Gadis yang tengah berteriak heboh seketika menghentikan aksinya. Sosok itu kemudian memegang pundak Zivara dan menggoyangkan tubuh kecil sahabatnya dengan gemas.

"Zivara... nama lo di sebut."

"Zivara?" tanya Zivara menunjuk diri

"Iya, Zivara Aghnaf Gifananta." Nada memperagakan.

"Zivara kenapa?"

"Astaga!" Nada menepuk jidat menahan kesal. Greget juga lama-lama pada sahabat polosnya ini.

"Angkat tangan Var," suruhnya kemudian.

"Zivara." Teriak Zivara lantang, mengangkat tangan ke udara yang langsung di serbu tatapan penuh selidik.

"Maju aja Var. Mayan bisa cuci mata," bisik Nada.

Zivara yang hendak menuju podium, berhenti kala sebuah suara kembali terdengar.

"Dah, lo di situ aja," tahan Gaksa, pemuda yang tengah menempati podium itu seorang diri.

"Heeeh. Gitu aja?" Nada cengo. "Gue kirain..." dumelnya pelan seraya melengoskan wajah.

"Mohon perhatiannya." Suara Gaksa menginterupsi, menarik semua perhatian dari segala penjuru.

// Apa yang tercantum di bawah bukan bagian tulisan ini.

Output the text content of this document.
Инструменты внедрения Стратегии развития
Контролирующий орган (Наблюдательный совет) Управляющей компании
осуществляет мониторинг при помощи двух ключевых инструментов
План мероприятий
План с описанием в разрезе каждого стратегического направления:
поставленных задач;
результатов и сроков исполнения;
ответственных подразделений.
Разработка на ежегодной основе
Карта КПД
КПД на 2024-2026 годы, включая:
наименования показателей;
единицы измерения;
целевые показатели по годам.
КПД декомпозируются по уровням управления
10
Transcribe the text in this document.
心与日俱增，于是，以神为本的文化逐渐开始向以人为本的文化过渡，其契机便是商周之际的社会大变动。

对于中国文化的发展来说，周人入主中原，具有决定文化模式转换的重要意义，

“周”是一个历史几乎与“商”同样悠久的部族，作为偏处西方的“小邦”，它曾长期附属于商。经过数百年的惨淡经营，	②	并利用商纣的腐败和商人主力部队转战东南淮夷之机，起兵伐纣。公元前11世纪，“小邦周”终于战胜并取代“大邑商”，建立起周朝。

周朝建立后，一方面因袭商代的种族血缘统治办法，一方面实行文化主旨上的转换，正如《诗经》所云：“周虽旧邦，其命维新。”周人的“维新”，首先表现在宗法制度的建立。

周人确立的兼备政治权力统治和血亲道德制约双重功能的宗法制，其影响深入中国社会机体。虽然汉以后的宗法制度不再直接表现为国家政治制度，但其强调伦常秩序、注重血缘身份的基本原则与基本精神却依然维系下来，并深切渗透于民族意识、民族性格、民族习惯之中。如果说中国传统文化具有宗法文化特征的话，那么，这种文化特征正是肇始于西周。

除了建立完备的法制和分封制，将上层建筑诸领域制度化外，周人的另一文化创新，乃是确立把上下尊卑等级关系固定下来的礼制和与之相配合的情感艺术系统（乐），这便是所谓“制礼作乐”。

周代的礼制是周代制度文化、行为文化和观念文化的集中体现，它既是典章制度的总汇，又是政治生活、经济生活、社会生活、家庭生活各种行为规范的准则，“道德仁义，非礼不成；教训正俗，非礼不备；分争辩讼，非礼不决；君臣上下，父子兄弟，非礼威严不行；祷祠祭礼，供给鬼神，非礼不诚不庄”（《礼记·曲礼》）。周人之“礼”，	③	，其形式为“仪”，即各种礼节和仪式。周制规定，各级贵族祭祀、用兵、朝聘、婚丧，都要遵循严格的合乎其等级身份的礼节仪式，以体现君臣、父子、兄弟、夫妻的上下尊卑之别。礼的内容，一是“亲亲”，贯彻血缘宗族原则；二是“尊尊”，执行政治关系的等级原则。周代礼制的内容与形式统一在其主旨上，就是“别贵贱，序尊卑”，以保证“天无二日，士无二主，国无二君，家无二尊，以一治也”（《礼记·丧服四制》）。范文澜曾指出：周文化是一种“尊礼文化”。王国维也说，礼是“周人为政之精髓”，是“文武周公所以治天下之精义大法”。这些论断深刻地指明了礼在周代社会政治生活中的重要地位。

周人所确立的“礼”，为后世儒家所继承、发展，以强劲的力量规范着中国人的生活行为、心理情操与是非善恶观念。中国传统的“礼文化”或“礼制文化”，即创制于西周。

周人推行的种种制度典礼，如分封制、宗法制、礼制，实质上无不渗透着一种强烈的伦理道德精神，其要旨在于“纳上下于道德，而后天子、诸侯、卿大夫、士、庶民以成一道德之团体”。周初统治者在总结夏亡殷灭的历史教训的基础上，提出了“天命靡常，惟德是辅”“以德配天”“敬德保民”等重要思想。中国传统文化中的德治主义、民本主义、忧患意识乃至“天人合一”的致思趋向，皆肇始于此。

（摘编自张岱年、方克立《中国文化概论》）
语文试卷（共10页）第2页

"Gue, Arey Gaksana Muzadi. Dihadapan kalian semua mendeklarasikan diri gue sebagai pesuruh untuk Zivara Aghnaf Gifananta." Cetus Gaksa dalam sekali tarikan nafas. Para audiensi sukses ia buat tercengang. Napas mereka seakan tercekat dalam kebisuan. Keterkejutan tak mampu disembunyikan, begitu juga dengan rasa dengki yang menerpa.

Semua pasti ingin berada di posisi Zivara, khususnya para pelajar cewek. Siapa yang tak ingin di lindungi oleh senior tersohor, tampan, cerdas, rada-rada bengal tapi keren? Jangankan di lindungi, disorot saja sudah mampu membuat para siswi ketar-ketir, menjerit histeris, memekik kegirangan dan berjingkrak bahagia.

"Untuk itu, mulai sekarang jangan ada yang berani macam-macam sama Zivara karena dia di bawah lindungan gue. Paham?" Imbuhnya penuh ketegasan.

"Paham..." semua menjawab serentak, meski dengan berat hati.

Prok prok prok

Dua sosok yang sedari tadi mengekori Gaksa bertepuk tangan. Tak lama kemudian disusul sorak tepuk tangan dari para penonton yang terdengar seantero sekolah.

Zivara ikut bertepuk ria meski dirinya masih dalam ketidakpahaman. Tak lupa mengembangkan senyum manis, meski ribuan pertanyaan tengah memenuhi benaknya.

"Udah tahu 'kan, Zivara yang mana?" tanya Gaksa memastikan.

"Udah..."

"Untuk acara selanjutnya, saya kembalikan kepada panitia osis." Gaksa menyorot sang ketua osis yang terlihat kalem diantara anggota osis lainnya.